Алла Михайловна хорошо знала этот дочкин жест, выражавший недовольство.

– Не нервничай только, пожалуйста, – Алла Михайловна сделала глубокий вдох, такой, как делает пловец перед тем, как нырнуть. – Я поступила на работу в детский дом. Вернее, в приют. Извини, я пока не привыкла к такому названию.

– Час от часу не легче! Мама, а кто говорил мне, что у тебя болят руки? А у кого давление? И что тебе дома не сидится? Ну, что за очередная блажь, а? Тебе не хватает пенсии? Ты удивляешь меня!


Алла Михайловна поджала губы. Она не могла привыкнуть к тому, что Алиса способна была порой дать ей такую вот отповедь. Раньше она этого не замечала, так как не жили вместе, а сейчас все видит, и промолчать не может, а когда получает аргументированный ответ, обижается.

Все-таки, жить вместе – это большое искусство. Даже при большой любви двух родных людей. Особенно, если они не умеют выражать эту любовь. Будучи сентиментальными, Алиса и Алла Михайловна, между тем, никогда не сюсюкали, не целовались при встрече, не обнимались при прощании. Алла Михайловна объясняла эту внешнюю холодность своим скандинавским происхождением. Алиса была склонна думать, что матушка придумала себе свои норвежские корни. Откуда им было взяться? От питерской сырости что ли?

А Алла Михайловна нередко рассказывала дочери историю своего отца, которая с каждым разом обрастала все большими и большими подробностями. Знать ее наверняка Алла Михайловна не могла: отца арестовали в 38-м, через неделю после ее рождения, осудили, как врага народа по 58-й, влепили десятку «без права переписки», и увезли на север, в Вологодскую область, а потом, вроде, в Воркуту. Следы его быстро затерялись. Говорят, что он писал письма жене Валентине, но их перехватывала ее мать, Алисина прабабка Настя. Перехватывала и уничтожала не читая. И вообще заставила дочь свою Валентину – мать Аллы Михайловны, отказаться от мужа публично, на комсомольском собрании, что та и сделала.

– Вот так вот взяла и отказалась? – спрашивала Алиса, слушая рассказ бабки Валентины. – Что, встала, и сказала: отказываюсь от мужа?!!

– Встала и сказала, – грустно говорила каждый раз бабка. – А что делать было? У меня ребенок маленький на руках, а меня с ним на лесозаготовки отправили, в лес. Мы тогда на Ладоге жили, там леса много было. И спасибо, что так! Могли следом за ним, как семью врага народа, отправить.
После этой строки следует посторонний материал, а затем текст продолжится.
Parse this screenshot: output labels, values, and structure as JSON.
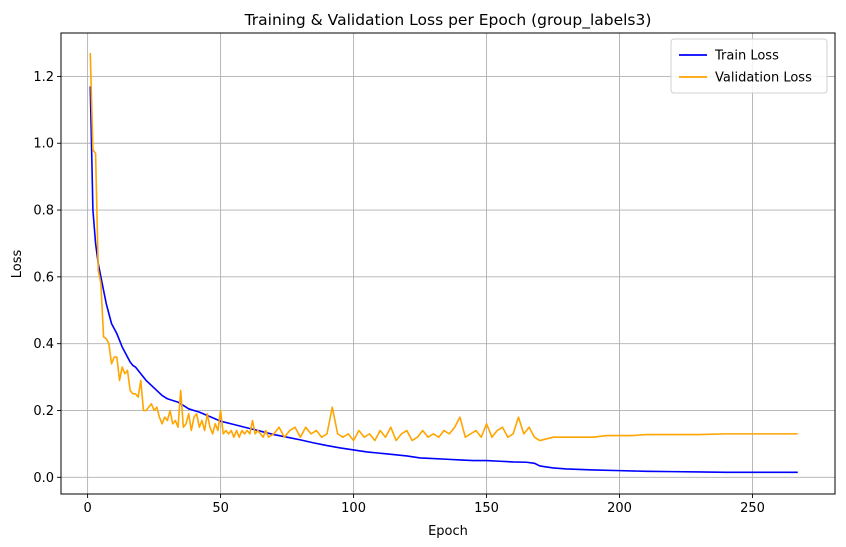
{
  "chart_data": {
    "type": "line",
    "title": "Training & Validation Loss per Epoch (group_labels3)",
    "xlabel": "Epoch",
    "ylabel": "Loss",
    "xlim": [
      -10,
      281
    ],
    "ylim": [
      -0.05,
      1.33
    ],
    "xticks": [
      0,
      50,
      100,
      150,
      200,
      250
    ],
    "yticks": [
      0.0,
      0.2,
      0.4,
      0.6,
      0.8,
      1.0,
      1.2
    ],
    "grid": true,
    "legend_position": "top-right",
    "series": [
      {
        "name": "Train Loss",
        "color": "#0000ff",
        "points": [
          [
            1,
            1.17
          ],
          [
            2,
            0.8
          ],
          [
            3,
            0.7
          ],
          [
            4,
            0.64
          ],
          [
            5,
            0.6
          ],
          [
            6,
            0.56
          ],
          [
            7,
            0.52
          ],
          [
            8,
            0.49
          ],
          [
            9,
            0.46
          ],
          [
            10,
            0.445
          ],
          [
            11,
            0.43
          ],
          [
            12,
            0.41
          ],
          [
            13,
            0.39
          ],
          [
            14,
            0.375
          ],
          [
            15,
            0.36
          ],
          [
            16,
            0.345
          ],
          [
            17,
            0.335
          ],
          [
            18,
            0.33
          ],
          [
            20,
            0.31
          ],
          [
            22,
            0.29
          ],
          [
            24,
            0.275
          ],
          [
            26,
            0.26
          ],
          [
            28,
            0.245
          ],
          [
            30,
            0.235
          ],
          [
            32,
            0.23
          ],
          [
            34,
            0.225
          ],
          [
            36,
            0.215
          ],
          [
            38,
            0.205
          ],
          [
            40,
            0.2
          ],
          [
            42,
            0.195
          ],
          [
            45,
            0.185
          ],
          [
            48,
            0.175
          ],
          [
            50,
            0.168
          ],
          [
            55,
            0.158
          ],
          [
            60,
            0.148
          ],
          [
            65,
            0.138
          ],
          [
            70,
            0.128
          ],
          [
            75,
            0.12
          ],
          [
            80,
            0.112
          ],
          [
            85,
            0.103
          ],
          [
            90,
            0.095
          ],
          [
            95,
            0.088
          ],
          [
            100,
            0.082
          ],
          [
            105,
            0.076
          ],
          [
            110,
            0.072
          ],
          [
            115,
            0.068
          ],
          [
            120,
            0.064
          ],
          [
            125,
            0.058
          ],
          [
            130,
            0.056
          ],
          [
            135,
            0.054
          ],
          [
            140,
            0.052
          ],
          [
            145,
            0.05
          ],
          [
            150,
            0.05
          ],
          [
            155,
            0.048
          ],
          [
            160,
            0.046
          ],
          [
            165,
            0.045
          ],
          [
            168,
            0.042
          ],
          [
            170,
            0.034
          ],
          [
            175,
            0.028
          ],
          [
            180,
            0.025
          ],
          [
            190,
            0.022
          ],
          [
            200,
            0.02
          ],
          [
            210,
            0.018
          ],
          [
            220,
            0.017
          ],
          [
            230,
            0.016
          ],
          [
            240,
            0.015
          ],
          [
            250,
            0.015
          ],
          [
            260,
            0.015
          ],
          [
            267,
            0.015
          ]
        ]
      },
      {
        "name": "Validation Loss",
        "color": "#ffa500",
        "points": [
          [
            1,
            1.27
          ],
          [
            2,
            0.98
          ],
          [
            3,
            0.97
          ],
          [
            4,
            0.62
          ],
          [
            5,
            0.58
          ],
          [
            6,
            0.42
          ],
          [
            7,
            0.415
          ],
          [
            8,
            0.4
          ],
          [
            9,
            0.34
          ],
          [
            10,
            0.36
          ],
          [
            11,
            0.36
          ],
          [
            12,
            0.29
          ],
          [
            13,
            0.33
          ],
          [
            14,
            0.31
          ],
          [
            15,
            0.32
          ],
          [
            16,
            0.26
          ],
          [
            17,
            0.25
          ],
          [
            18,
            0.25
          ],
          [
            19,
            0.24
          ],
          [
            20,
            0.29
          ],
          [
            21,
            0.2
          ],
          [
            22,
            0.2
          ],
          [
            23,
            0.21
          ],
          [
            24,
            0.22
          ],
          [
            25,
            0.2
          ],
          [
            26,
            0.21
          ],
          [
            27,
            0.18
          ],
          [
            28,
            0.16
          ],
          [
            29,
            0.18
          ],
          [
            30,
            0.17
          ],
          [
            31,
            0.2
          ],
          [
            32,
            0.16
          ],
          [
            33,
            0.17
          ],
          [
            34,
            0.15
          ],
          [
            35,
            0.26
          ],
          [
            36,
            0.15
          ],
          [
            37,
            0.16
          ],
          [
            38,
            0.19
          ],
          [
            39,
            0.14
          ],
          [
            40,
            0.18
          ],
          [
            41,
            0.19
          ],
          [
            42,
            0.15
          ],
          [
            43,
            0.17
          ],
          [
            44,
            0.14
          ],
          [
            45,
            0.19
          ],
          [
            46,
            0.15
          ],
          [
            47,
            0.13
          ],
          [
            48,
            0.16
          ],
          [
            49,
            0.14
          ],
          [
            50,
            0.2
          ],
          [
            51,
            0.13
          ],
          [
            52,
            0.14
          ],
          [
            53,
            0.13
          ],
          [
            54,
            0.14
          ],
          [
            55,
            0.12
          ],
          [
            56,
            0.14
          ],
          [
            57,
            0.12
          ],
          [
            58,
            0.14
          ],
          [
            59,
            0.13
          ],
          [
            60,
            0.14
          ],
          [
            61,
            0.13
          ],
          [
            62,
            0.17
          ],
          [
            63,
            0.13
          ],
          [
            64,
            0.14
          ],
          [
            65,
            0.13
          ],
          [
            66,
            0.12
          ],
          [
            67,
            0.14
          ],
          [
            68,
            0.12
          ],
          [
            70,
            0.13
          ],
          [
            72,
            0.15
          ],
          [
            74,
            0.12
          ],
          [
            76,
            0.14
          ],
          [
            78,
            0.15
          ],
          [
            80,
            0.12
          ],
          [
            82,
            0.15
          ],
          [
            84,
            0.13
          ],
          [
            86,
            0.14
          ],
          [
            88,
            0.12
          ],
          [
            90,
            0.13
          ],
          [
            92,
            0.21
          ],
          [
            94,
            0.13
          ],
          [
            96,
            0.12
          ],
          [
            98,
            0.13
          ],
          [
            100,
            0.11
          ],
          [
            102,
            0.14
          ],
          [
            104,
            0.12
          ],
          [
            106,
            0.13
          ],
          [
            108,
            0.11
          ],
          [
            110,
            0.14
          ],
          [
            112,
            0.12
          ],
          [
            114,
            0.15
          ],
          [
            116,
            0.11
          ],
          [
            118,
            0.13
          ],
          [
            120,
            0.14
          ],
          [
            122,
            0.11
          ],
          [
            124,
            0.12
          ],
          [
            126,
            0.14
          ],
          [
            128,
            0.12
          ],
          [
            130,
            0.13
          ],
          [
            132,
            0.12
          ],
          [
            134,
            0.14
          ],
          [
            136,
            0.13
          ],
          [
            138,
            0.15
          ],
          [
            140,
            0.18
          ],
          [
            142,
            0.12
          ],
          [
            144,
            0.13
          ],
          [
            146,
            0.14
          ],
          [
            148,
            0.12
          ],
          [
            150,
            0.16
          ],
          [
            152,
            0.12
          ],
          [
            154,
            0.14
          ],
          [
            156,
            0.15
          ],
          [
            158,
            0.12
          ],
          [
            160,
            0.13
          ],
          [
            162,
            0.18
          ],
          [
            164,
            0.13
          ],
          [
            166,
            0.15
          ],
          [
            168,
            0.12
          ],
          [
            170,
            0.11
          ],
          [
            175,
            0.12
          ],
          [
            180,
            0.12
          ],
          [
            185,
            0.12
          ],
          [
            190,
            0.12
          ],
          [
            195,
            0.125
          ],
          [
            200,
            0.125
          ],
          [
            205,
            0.125
          ],
          [
            210,
            0.128
          ],
          [
            215,
            0.128
          ],
          [
            220,
            0.128
          ],
          [
            230,
            0.128
          ],
          [
            240,
            0.13
          ],
          [
            250,
            0.13
          ],
          [
            260,
            0.13
          ],
          [
            267,
            0.13
          ]
        ]
      }
    ]
  }
}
– Какой же он враг-то, баб? Что он сделал-то? – просила бабку рассказывать Алиса.

– Враг народа, а уж за что – не важно. Тогда врагов народа много было, и расправлялись с ними быстро. А моего Мишу за его фамилию в шпионаже обвинили. Это ведь у вас с матерью моя фамилия – Максимовы. А Миша у меня не русскую фамилию носил – Лоринсон.

– Ба, может это еврейская фамилия?

– Ты своего деда-то видела?! «Еврейская»! Мишенька блондин от природы. И вся родня у него такая. Ты вот в их лоринсоновскую породу, такая же блондинистая. Мать твоя, помоложе когда была, тоже белобрысенькая ходила, это уж потом темнеть стала. А Мишка-то глупенький был, двадцати двух лет отроду, мальчишка! Болтал направо и налево, что предки у него – викинги. Шутил так. Вот и дошутился! Хотя, и в самом деле рассказывал он мне про бабку с дедом, которых он и не видел-то никогда. Просто семейные предания. А вот как все вышло: шпионаж в пользу скандинавских разведок Мишке пришили. Так и сгинул в лагерях…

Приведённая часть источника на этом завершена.